Evolution of loess-paleosol sequence from the perspectives of thermodynamics and microstructure

Abstract

The process of entropy increase can promote the formation and transformation of natural structures, and also provide information on the evolution process of some inherently complex structures in nature. However, this process has rarely been discussed in the evolution of loess-paleosol sequences. In this study, taking the Xiushidu section of Jingyang as an example, we deciphered the evolution process of a loess-paleosol sequence from the perspective of thermodynamics and microstructure. The configuration entropy of microstructure was found to be sensitive to subtle differences and can be regarded as a new climate indicator. In other words, entropy values changed periodically in the loess strata, with paleosol layers showing lower values than the adjacent loess layers. In addition, the relationship between configuration entropy and external entropy flow induced by climatic change played an important role in the evolution of loess-paleosol sequence. During the paleosol development period, the soil structure underwent continuous change driven by strong weathering and pedogenic processes. The significant structural changes might have entered a new orderly state of the system. In contrast, during the loess accumulation period, the external conditions did not satisfy the threshold of qualitative change, and the soil structure continued to develop toward a disordered state.
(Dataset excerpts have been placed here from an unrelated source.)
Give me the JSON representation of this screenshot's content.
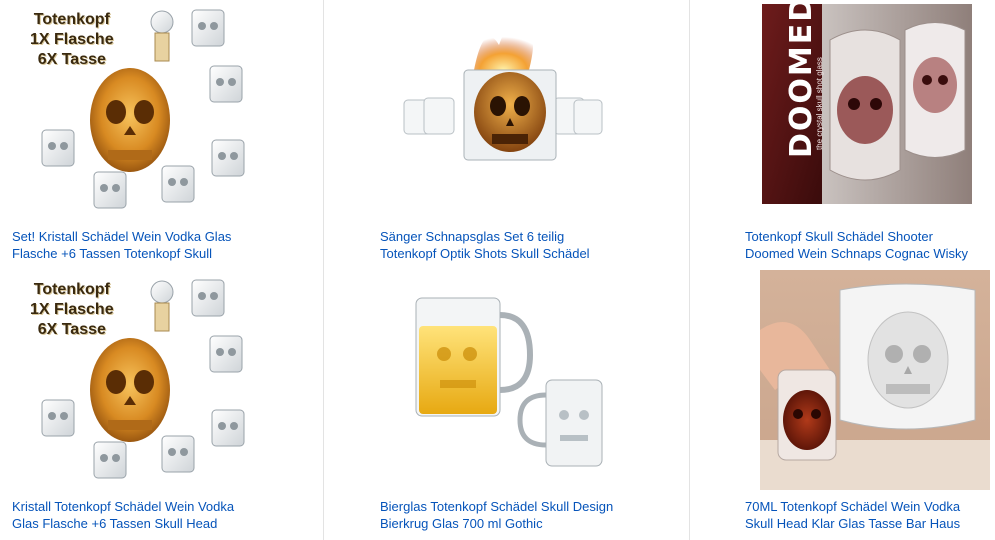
{
  "products": [
    {
      "line1": "Set! Kristall Schädel Wein Vodka Glas",
      "line2": "Flasche +6 Tassen Totenkopf Skull",
      "image": "skull-decanter-set-image",
      "overlay": [
        "Totenkopf",
        "1X Flasche",
        "6X Tasse"
      ]
    },
    {
      "line1": "Sänger Schnapsglas Set 6 teilig",
      "line2": "Totenkopf Optik Shots Skull Schädel",
      "image": "skull-shot-glasses-flame-image"
    },
    {
      "line1": "Totenkopf Skull Schädel Shooter",
      "line2": "Doomed Wein Schnaps Cognac Wisky",
      "image": "doomed-skull-glass-box-image",
      "box_logo": "DOOMED",
      "box_sub": "the crystal skull shot glass"
    },
    {
      "line1": "Kristall Totenkopf Schädel Wein Vodka",
      "line2": "Glas Flasche +6 Tassen Skull Head",
      "image": "skull-decanter-set-image",
      "overlay": [
        "Totenkopf",
        "1X Flasche",
        "6X Tasse"
      ]
    },
    {
      "line1": "Bierglas Totenkopf Schädel Skull Design",
      "line2": "Bierkrug Glas 700 ml Gothic",
      "image": "skull-beer-mugs-image"
    },
    {
      "line1": "70ML Totenkopf Schädel Wein Vodka",
      "line2": "Skull Head Klar Glas Tasse Bar Haus",
      "image": "hand-holding-skull-glass-image"
    }
  ],
  "colors": {
    "link": "#0654ba",
    "divider": "#e3e3e3"
  }
}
In the context of thermodynamic entropy, the evolution of the loess-paleosol sequence is a result of alternation between the “near disordered state” and “dissipative structure”. Macroscopically, the change process of the geological system was a dynamic cycle: an open system that constantly experienced a cycle of “external entropy input”-“self-adjustment”-“external entropy input”. We define the above entropy change process as a thermodynamic conceptual model of the loess-paleosol sequence evolution. These findings provide a new thermodynamics approach for deciphering loess-paleosol sequences.